Item five… well: you probably don’t have to be crazy to be a customer of Getty Images’ central London Hulton Archive, but who are all these ‘researchers’ who call up demanding photos of the Yeti, a dodo, Hitler at the 1948 Olympics or a crowd of astronauts behind Neil Armstrong as he makes his moon landing?

Like Light and Dark, Laurie Hill’s Photograph of Jesus (above) was the fruit of a commission, in this case Getty’s 2008 Short & Sweet Film Challenge to make use of the Hulton’s footage; also like Light and Dark, it’s documentary that focuses on the fanciful and fictional – sending its animated never-nevers (an Edwardian lady in the Victorian era?) through the filing stacks as a librarian discusses the optimistic requests in voice-over. The film won Encounters’ Best of British award.

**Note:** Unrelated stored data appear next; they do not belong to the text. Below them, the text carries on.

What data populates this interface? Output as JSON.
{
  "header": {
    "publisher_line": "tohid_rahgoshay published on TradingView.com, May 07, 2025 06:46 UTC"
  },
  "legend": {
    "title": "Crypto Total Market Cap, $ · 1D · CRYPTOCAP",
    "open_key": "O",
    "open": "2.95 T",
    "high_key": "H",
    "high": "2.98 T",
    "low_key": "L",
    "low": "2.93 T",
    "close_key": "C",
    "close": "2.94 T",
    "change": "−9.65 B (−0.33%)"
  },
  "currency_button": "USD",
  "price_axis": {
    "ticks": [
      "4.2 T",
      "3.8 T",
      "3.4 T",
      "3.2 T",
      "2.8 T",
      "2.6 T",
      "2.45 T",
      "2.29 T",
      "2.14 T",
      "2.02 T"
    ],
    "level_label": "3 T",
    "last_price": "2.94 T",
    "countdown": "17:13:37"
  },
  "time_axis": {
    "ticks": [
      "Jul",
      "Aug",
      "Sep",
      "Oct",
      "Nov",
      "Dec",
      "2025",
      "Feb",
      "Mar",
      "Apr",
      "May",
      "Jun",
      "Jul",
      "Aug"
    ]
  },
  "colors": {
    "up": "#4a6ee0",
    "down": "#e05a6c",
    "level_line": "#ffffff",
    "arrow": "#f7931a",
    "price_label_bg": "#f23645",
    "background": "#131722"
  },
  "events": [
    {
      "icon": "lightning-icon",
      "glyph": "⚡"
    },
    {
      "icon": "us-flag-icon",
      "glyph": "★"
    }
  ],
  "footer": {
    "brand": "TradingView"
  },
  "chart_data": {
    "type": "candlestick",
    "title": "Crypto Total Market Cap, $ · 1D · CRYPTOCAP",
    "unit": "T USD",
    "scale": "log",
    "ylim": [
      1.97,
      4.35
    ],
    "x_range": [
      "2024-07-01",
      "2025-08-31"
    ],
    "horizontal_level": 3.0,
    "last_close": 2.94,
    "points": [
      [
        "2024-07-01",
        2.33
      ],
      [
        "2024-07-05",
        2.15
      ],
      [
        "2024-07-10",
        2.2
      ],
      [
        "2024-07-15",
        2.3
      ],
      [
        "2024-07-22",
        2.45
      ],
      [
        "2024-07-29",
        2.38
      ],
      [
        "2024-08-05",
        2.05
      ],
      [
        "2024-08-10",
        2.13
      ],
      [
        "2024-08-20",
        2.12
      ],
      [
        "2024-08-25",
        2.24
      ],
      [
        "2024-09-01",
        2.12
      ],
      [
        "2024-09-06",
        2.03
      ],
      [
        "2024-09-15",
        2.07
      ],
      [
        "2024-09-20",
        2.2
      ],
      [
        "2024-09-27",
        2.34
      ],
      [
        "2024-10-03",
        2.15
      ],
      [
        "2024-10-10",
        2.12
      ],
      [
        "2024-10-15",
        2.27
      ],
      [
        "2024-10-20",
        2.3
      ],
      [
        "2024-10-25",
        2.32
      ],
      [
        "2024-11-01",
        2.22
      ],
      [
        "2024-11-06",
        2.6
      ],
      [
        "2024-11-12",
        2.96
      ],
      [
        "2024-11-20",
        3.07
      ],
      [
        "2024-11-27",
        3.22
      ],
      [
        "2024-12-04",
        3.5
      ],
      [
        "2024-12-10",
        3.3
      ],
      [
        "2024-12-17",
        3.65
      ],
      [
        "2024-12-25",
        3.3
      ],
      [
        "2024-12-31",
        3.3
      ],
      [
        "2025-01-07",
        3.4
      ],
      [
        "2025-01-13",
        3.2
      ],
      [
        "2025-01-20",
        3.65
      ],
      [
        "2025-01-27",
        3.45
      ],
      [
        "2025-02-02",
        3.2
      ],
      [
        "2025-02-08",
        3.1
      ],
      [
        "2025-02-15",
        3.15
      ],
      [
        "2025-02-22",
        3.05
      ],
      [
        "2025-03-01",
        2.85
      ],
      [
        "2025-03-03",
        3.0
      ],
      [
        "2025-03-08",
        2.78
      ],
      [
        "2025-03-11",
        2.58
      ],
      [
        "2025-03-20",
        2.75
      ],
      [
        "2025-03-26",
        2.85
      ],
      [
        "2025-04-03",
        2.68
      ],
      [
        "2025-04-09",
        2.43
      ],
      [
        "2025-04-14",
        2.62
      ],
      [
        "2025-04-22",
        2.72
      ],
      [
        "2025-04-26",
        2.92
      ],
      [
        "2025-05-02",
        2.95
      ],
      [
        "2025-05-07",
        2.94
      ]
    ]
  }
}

The Tube with a Hat (Lampa cu caciula, 2007)

The Tube with a Hat (Lampa cu caciula, 2007)

A postscript: there weren’t any mentally ‘ill’ characters in Encounters’ Romanian Programme, just a whole lot of strained family relationships, and one bereaved widow. But if there had been an award for the strongest programme of the festival, this would surely have walked away with it. Cristi Piui’s Cannes-winning 2004 short Cigarettes and Coffee, in which an unemployed old man is given an impatient job-interview grilling by his own more market-savvy son, was included, perhaps in the suggestion that it was a wellspring of the neorealism that marks much of the Romanian New Wave, and which ran through this programme (setting aside the two-minute-long Immerse, a stylish inner-space voyage which nonetheless managed to evoke a headache-pill advert).

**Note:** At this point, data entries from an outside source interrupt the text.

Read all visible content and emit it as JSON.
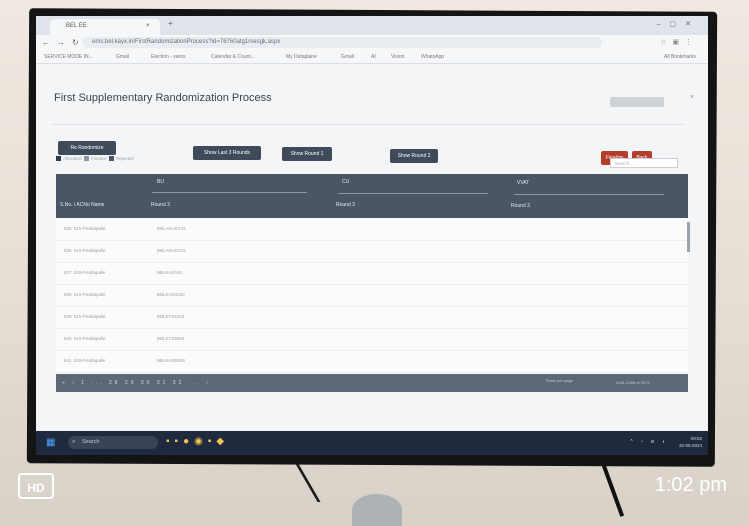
{
  "browser": {
    "tab_title": "BEL EE",
    "url": "ems.bel.kayx.in/FirstRandomizationProcess?id=76760atg1rsesgk.aspx",
    "bookmarks": [
      "SERVICE MODE IN...",
      "Gmail",
      "Election - swiss",
      "Calendar & Count...",
      "My Dataplane",
      "Gmail",
      "AI",
      "Vision",
      "WhatsApp"
    ],
    "all_bookmarks": "All Bookmarks"
  },
  "page": {
    "title": "First Supplementary Randomization Process",
    "buttons": {
      "re_randomize": "Re Randomize",
      "show_last_3": "Show Last 3 Rounds",
      "show_round_1": "Show Round 1",
      "show_round_2": "Show Round 2",
      "finalize": "Finalize",
      "back": "Back"
    },
    "legend": [
      "Allocated",
      "Finalize",
      "Rejected"
    ],
    "search_placeholder": "Search..."
  },
  "table": {
    "group_headers": [
      "BU",
      "CU",
      "VVAT"
    ],
    "left_header": "S.No. / ACNo Name",
    "sub_headers": [
      "Round 3",
      "Round 3",
      "Round 3"
    ],
    "rows": [
      {
        "sno": "835",
        "ac": "515-Peddapalle",
        "bu": "BBLAKHST43"
      },
      {
        "sno": "836",
        "ac": "515-Peddapalle",
        "bu": "BBLAKHST23"
      },
      {
        "sno": "837",
        "ac": "515-Peddapalle",
        "bu": "BBLKHSX61"
      },
      {
        "sno": "838",
        "ac": "515-Peddapalle",
        "bu": "BBLKHS1023"
      },
      {
        "sno": "839",
        "ac": "515-Peddapalle",
        "bu": "BBLKTS6423"
      },
      {
        "sno": "840",
        "ac": "515-Peddapalle",
        "bu": "BBLKTS9602"
      },
      {
        "sno": "841",
        "ac": "515-Peddapalle",
        "bu": "BBLKHS5828"
      }
    ],
    "pagination": [
      "«",
      "‹",
      "1",
      "...",
      "28",
      "29",
      "30",
      "31",
      "32",
      "...",
      "›"
    ],
    "rows_per_page": "Rows per page",
    "range": "2261-2280 of 2372"
  },
  "taskbar": {
    "search": "Search",
    "time": "09:02",
    "date": "20-05-2024"
  },
  "overlay": {
    "hd": "HD",
    "clock": "1:02 pm"
  }
}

Radu Jude’s The Tube with a Hat and Marian Crisan’s Megatron both followed journeys of a strung-out parent struggling to meet the over-expectant hopes of a young son, whether involving a muddy Sunday trek into town with a big old broken television or a birthday trip to McDonald’s for a special-edition meal toy. Adrian Sitaru’s Waves was a more black-humoured depiction of family-holiday frustrations and delusions on the beachside, with a French single mother turning the heads of both a gypsy boy and a family man; if it was a little too sarcastic, it at least provided some comic relief after the pristine lonesomeness of George Chiper’s The Palm Lines, in which a widow reflects on how she once held the fate of her husband and daughter in her hands, since when she has lived a life of scrupulous, hollow routine and order. You desperately wanted a flock of sheep to crash down her door.